Merci Bernard pour cette modélisation du télétravail avec une approche systémique. Il serait intéressant selon les natures des activités dans une organisation, qui seraient découpées en sous-activités (quand c'est possible), de pouvoir donner des pourcentages types pour les ressources/interactions/action. Mais toutes n'entrent pas facilement dans un moule comme les activités de recherche. En outre, la question de la transformation digitale à distance reste posée avec la difficulté de la composante matérielle : peut-elle être effectuée à distance et comment ? C'est là, par exemple, que dans les usines avec des casques de réalité virtuelle, le très haut débit, il sera possible de virtualiser des activités qui, aujourd'hui, nécessitent absolument une présence sur site et sont pour l'heure non télétravaillables. Enfin des activités sont moins fertiles en télétravail selon des études comme celle de la créativité.

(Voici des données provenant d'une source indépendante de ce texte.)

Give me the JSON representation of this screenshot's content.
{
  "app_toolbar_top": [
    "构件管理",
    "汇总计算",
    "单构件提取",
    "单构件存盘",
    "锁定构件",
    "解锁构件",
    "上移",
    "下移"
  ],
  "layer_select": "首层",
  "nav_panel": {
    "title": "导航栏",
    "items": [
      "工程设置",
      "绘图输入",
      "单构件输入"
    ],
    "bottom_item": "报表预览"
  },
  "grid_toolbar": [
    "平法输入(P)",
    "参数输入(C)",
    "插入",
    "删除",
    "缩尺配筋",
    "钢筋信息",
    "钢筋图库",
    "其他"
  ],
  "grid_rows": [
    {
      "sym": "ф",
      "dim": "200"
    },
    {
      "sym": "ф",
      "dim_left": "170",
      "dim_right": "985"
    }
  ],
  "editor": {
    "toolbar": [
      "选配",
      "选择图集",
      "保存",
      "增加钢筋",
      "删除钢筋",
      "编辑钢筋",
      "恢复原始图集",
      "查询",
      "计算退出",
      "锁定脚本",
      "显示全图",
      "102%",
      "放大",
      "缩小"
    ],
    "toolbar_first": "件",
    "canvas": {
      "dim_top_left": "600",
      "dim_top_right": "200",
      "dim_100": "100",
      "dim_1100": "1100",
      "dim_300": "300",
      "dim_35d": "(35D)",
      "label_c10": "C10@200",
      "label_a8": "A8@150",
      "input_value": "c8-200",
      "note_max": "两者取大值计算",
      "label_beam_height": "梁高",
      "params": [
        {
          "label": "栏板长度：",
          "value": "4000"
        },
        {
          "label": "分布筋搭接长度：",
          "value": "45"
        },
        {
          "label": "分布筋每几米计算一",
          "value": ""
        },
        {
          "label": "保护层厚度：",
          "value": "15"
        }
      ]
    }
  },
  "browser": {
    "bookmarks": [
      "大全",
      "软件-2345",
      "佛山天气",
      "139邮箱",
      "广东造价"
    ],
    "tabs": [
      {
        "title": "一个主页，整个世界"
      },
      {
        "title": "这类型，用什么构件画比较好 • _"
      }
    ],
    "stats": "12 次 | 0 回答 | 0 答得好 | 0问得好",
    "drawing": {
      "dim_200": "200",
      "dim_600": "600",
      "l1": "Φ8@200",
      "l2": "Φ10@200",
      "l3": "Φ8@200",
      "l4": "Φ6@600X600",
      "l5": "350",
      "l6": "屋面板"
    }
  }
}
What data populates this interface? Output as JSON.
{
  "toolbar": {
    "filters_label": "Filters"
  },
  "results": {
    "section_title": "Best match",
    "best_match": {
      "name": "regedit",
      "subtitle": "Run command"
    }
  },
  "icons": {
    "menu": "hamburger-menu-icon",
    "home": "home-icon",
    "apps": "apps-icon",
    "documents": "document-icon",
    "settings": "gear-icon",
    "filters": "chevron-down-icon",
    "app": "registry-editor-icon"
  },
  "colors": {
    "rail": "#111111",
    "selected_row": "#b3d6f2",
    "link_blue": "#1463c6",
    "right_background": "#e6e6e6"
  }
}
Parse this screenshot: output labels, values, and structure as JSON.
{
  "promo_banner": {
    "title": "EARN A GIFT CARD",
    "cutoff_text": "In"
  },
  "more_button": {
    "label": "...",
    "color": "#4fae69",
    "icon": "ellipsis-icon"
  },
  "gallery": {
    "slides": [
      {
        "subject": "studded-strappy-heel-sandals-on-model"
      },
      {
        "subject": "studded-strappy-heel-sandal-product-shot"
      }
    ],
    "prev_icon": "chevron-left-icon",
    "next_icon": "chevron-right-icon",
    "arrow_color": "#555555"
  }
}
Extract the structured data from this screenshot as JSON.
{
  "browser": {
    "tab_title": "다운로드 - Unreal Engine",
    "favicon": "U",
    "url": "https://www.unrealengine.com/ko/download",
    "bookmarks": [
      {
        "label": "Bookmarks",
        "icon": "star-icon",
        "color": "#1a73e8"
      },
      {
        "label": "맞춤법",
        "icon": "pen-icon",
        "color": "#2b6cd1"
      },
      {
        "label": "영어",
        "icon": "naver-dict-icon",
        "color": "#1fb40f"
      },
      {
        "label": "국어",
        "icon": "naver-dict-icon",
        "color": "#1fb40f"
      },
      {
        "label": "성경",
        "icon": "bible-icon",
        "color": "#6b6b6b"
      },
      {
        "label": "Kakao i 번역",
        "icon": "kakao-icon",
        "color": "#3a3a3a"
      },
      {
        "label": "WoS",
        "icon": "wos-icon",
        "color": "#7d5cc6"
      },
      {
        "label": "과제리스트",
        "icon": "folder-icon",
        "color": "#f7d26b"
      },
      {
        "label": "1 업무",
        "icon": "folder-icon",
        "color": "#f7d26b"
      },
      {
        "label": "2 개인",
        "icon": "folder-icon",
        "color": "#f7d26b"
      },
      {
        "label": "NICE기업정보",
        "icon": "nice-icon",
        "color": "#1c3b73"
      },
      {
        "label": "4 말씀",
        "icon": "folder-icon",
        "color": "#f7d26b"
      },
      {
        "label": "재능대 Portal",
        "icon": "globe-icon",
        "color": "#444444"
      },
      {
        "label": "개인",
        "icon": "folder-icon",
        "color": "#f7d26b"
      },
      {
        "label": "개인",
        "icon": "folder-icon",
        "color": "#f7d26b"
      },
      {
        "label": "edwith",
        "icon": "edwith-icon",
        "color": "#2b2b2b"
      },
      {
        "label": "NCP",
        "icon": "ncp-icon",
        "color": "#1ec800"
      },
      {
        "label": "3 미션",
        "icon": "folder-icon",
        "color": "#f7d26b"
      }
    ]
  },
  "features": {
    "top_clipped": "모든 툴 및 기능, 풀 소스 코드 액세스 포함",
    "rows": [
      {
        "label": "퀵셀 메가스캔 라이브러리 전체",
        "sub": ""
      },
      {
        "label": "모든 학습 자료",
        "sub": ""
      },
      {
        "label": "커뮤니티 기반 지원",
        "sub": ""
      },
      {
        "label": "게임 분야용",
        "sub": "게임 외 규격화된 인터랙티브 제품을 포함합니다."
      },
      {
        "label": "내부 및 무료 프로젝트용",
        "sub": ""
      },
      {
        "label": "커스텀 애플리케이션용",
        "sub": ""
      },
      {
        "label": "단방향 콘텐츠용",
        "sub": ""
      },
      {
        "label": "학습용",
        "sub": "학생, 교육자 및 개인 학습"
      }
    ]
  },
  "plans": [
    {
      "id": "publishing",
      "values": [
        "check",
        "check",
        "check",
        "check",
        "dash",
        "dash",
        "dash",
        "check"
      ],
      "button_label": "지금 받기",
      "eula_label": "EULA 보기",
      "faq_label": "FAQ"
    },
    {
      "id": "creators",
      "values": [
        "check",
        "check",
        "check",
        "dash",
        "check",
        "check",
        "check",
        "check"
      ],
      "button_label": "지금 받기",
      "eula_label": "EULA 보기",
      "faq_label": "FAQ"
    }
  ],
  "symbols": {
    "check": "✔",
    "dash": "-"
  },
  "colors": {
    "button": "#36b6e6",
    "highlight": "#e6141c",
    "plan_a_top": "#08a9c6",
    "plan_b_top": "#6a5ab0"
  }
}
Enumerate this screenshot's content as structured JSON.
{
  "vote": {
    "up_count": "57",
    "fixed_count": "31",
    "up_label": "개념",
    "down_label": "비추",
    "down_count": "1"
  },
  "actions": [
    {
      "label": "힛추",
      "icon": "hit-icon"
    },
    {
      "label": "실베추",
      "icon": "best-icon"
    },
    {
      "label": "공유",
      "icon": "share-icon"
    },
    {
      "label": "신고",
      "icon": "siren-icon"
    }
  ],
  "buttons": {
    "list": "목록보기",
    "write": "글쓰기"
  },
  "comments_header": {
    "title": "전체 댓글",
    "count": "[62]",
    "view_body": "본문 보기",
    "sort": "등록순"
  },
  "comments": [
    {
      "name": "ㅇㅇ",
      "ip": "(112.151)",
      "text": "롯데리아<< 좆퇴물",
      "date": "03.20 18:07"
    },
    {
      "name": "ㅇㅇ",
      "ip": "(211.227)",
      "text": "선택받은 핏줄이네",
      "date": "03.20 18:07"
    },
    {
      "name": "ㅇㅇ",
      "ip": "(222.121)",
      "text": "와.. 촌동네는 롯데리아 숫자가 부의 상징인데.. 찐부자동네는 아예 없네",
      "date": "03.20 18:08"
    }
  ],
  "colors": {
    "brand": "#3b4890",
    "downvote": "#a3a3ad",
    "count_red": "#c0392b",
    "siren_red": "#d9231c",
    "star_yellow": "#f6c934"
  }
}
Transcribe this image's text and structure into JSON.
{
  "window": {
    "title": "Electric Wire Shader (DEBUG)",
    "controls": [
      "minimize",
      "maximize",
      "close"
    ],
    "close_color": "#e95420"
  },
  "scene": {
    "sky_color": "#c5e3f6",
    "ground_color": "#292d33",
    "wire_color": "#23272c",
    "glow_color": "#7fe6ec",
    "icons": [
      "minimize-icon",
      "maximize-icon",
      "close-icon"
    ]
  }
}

En clair la partie cerveau gauche est plus télétravaillable que la partie cerveau droite. Et effectivement lorsque la crise de la covid sera derrière nous, un mix entre télétravail et travail sur site(s) sera à rechercher car l'homme est un animal social et a besoin de contact. Les e-cafés ne sont pas une panacée. Un nouveau contrat social sera à inventer avec des impacts structurants : quid des m2 économisés pour les bureaux, des bureaux plus flottants et réservables/utilisables à la demande dans les sites, moins d'open space du fait des maladies (ne serait-ce que la grippe), une enveloppe budgétaire pour aménager un espace de télétravail décent (car dans la cuisine ou dans des endroits télétravaillables avec une plus grande difficulté dans les villes où les surfaces sont moindres en moyenne), quid des impacts économiques pour les cantines, les restaurants et l'économie sur le lieu de travail des sites (comme La Défense ou Issy-les-Moulineaux par exemple pour l'île de France), l'impact sur les transports (moindre utilisation) et les moyens utilisés (moins de transport en commun car vecteurs de transmissions virales, plus de vélo et de co-voiturage). Les conséquences économiques seront nombreuses.